A family of quadruplet girls from South Yorkshire who stunned medics when they were born from a single embryo using IVF are now one year old – and are doing just fine.

Rotherham quadruplets Darcy, Alexis, Elisha and Caroline Clark.

Rotherham quadruplets Darcy, Alexis, Elisha and Caroline Clark.

Darcy, Alexis, Elisha and Caroline Clark were born just two minutes apart at Sheffield’s Jessop Wing maternity hospital, with some putting the odds of their birth at 70 million to one.

Mum Christine – who spent nearly a decade trying to conceive with husband Justin before turning to the Care Fertility clinic in Nether Edge for help – said the girls are already showing distinct personalities.

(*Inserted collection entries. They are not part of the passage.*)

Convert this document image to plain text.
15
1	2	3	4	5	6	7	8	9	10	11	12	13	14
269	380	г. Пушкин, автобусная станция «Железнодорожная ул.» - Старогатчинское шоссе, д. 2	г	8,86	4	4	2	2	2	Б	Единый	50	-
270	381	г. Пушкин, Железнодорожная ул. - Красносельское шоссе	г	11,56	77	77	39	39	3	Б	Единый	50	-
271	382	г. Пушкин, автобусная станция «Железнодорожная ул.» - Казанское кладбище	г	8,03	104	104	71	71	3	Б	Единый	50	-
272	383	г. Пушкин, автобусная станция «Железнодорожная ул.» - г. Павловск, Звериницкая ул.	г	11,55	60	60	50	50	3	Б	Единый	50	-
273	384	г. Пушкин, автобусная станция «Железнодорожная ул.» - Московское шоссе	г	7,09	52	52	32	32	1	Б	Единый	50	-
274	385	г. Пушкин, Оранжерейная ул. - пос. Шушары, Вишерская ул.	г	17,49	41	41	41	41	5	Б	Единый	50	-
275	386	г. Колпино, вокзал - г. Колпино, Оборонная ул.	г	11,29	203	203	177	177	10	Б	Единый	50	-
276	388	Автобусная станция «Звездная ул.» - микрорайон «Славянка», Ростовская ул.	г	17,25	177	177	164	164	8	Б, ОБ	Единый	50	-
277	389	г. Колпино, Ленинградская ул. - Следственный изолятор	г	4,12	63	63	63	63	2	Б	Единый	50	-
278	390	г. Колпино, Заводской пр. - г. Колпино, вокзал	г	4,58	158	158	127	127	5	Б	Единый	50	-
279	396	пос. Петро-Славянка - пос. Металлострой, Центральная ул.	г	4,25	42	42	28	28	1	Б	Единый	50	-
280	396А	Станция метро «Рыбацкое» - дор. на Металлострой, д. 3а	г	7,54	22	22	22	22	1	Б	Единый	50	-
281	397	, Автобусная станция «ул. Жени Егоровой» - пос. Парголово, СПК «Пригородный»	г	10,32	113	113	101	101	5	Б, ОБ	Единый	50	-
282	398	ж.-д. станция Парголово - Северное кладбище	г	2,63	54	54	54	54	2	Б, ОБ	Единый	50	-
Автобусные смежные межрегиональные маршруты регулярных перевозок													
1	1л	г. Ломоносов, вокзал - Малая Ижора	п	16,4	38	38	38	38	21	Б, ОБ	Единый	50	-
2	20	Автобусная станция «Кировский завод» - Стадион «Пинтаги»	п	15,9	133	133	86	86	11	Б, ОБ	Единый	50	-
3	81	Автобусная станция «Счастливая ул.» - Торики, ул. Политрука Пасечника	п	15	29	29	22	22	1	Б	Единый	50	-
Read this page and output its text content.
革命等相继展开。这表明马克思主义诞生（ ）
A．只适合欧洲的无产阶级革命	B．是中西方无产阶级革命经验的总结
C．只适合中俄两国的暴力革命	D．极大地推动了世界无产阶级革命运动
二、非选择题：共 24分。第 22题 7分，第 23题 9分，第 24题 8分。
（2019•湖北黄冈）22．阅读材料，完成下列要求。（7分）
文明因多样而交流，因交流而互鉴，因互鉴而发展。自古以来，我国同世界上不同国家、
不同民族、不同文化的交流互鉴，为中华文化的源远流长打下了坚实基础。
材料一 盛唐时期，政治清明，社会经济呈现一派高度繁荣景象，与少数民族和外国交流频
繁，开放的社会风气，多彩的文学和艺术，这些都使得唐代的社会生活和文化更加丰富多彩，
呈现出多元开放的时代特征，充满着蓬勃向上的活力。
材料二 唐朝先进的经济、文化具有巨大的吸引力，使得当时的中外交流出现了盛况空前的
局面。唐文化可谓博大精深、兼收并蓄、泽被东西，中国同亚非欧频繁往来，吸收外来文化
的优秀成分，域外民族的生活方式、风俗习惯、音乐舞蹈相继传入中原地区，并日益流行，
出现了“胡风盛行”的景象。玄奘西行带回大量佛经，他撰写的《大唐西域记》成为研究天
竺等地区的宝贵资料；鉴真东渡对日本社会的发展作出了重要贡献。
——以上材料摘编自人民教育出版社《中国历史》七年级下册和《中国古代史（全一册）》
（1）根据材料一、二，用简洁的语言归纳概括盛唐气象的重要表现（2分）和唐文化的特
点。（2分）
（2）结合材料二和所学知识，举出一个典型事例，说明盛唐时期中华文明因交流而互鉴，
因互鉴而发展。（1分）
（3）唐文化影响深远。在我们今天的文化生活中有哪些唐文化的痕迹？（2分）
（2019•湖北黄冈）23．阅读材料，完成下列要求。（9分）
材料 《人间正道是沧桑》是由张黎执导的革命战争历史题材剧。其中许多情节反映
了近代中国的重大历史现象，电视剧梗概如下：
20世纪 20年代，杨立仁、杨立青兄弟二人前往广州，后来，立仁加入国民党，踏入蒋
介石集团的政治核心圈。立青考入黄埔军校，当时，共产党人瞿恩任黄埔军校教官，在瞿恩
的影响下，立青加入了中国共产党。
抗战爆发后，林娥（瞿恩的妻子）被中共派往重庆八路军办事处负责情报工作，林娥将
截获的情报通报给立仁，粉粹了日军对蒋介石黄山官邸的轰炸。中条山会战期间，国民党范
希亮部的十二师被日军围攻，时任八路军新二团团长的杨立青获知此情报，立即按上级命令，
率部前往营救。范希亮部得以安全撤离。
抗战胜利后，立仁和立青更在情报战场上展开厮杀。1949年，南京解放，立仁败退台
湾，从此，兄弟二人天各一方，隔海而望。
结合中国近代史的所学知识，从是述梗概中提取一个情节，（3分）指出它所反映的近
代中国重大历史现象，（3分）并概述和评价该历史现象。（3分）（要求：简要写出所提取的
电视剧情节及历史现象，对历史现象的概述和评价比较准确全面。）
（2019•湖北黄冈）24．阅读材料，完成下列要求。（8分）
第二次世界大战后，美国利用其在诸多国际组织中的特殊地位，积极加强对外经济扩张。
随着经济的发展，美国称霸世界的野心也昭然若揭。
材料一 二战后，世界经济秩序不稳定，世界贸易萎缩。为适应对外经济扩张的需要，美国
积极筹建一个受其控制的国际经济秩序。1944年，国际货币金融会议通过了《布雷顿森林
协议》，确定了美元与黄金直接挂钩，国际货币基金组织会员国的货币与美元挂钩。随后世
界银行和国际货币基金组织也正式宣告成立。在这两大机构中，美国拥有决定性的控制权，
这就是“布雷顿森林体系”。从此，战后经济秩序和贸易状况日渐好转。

Christine, aged 37, who lives with Justin in Brinsworth, Rotherham, said: “Elisha is definitely the madam of the group – she’s always on the lookout for her three sisters, checking out strangers to make sure they’re OK and becomes visibly upset if one of the others disappears for a nappy change or a feed.

“Alexis was born last and she’s definitely the relaxed, laid-back one.

“Then there’s Darcy and Caroline, who are the mischievous twosome.”

And the mum said keeping a strict routine has proved vital so far.

She said: “When you’ve got four tiny babies all wanting to be fed, all needing their nappies changed and all wanting a cuddle, you have to manage the day.

“At the moment all the girls share the same room.

“At the start we were getting through 200 nappies a week – now it’s a slightly more manageable 100.”

Life has been made a little easier since the Clarks’ local supermarket organised a trolley specially-designed for quads, while Justin gave up his job as a lorry driver to support Christine with the babies.

He will remain a stay-at-home dad when Christine returns part-time to nursing next month.

She said: “It will be strange being apart from the girls. Sometimes it’s hard to remember what life was like before they came along.

“Whenever we go out, we get some nice comments, but every so often you’ll hear someone say ‘I don’t envy them’, and that really hurts.

“It does sometimes make me worried about leaving the house, but I try to remember all the lovely things they say.

“I guess the next big landmark will be when they take their first steps – and trust me, I’ve already researched reins suitable for quads!”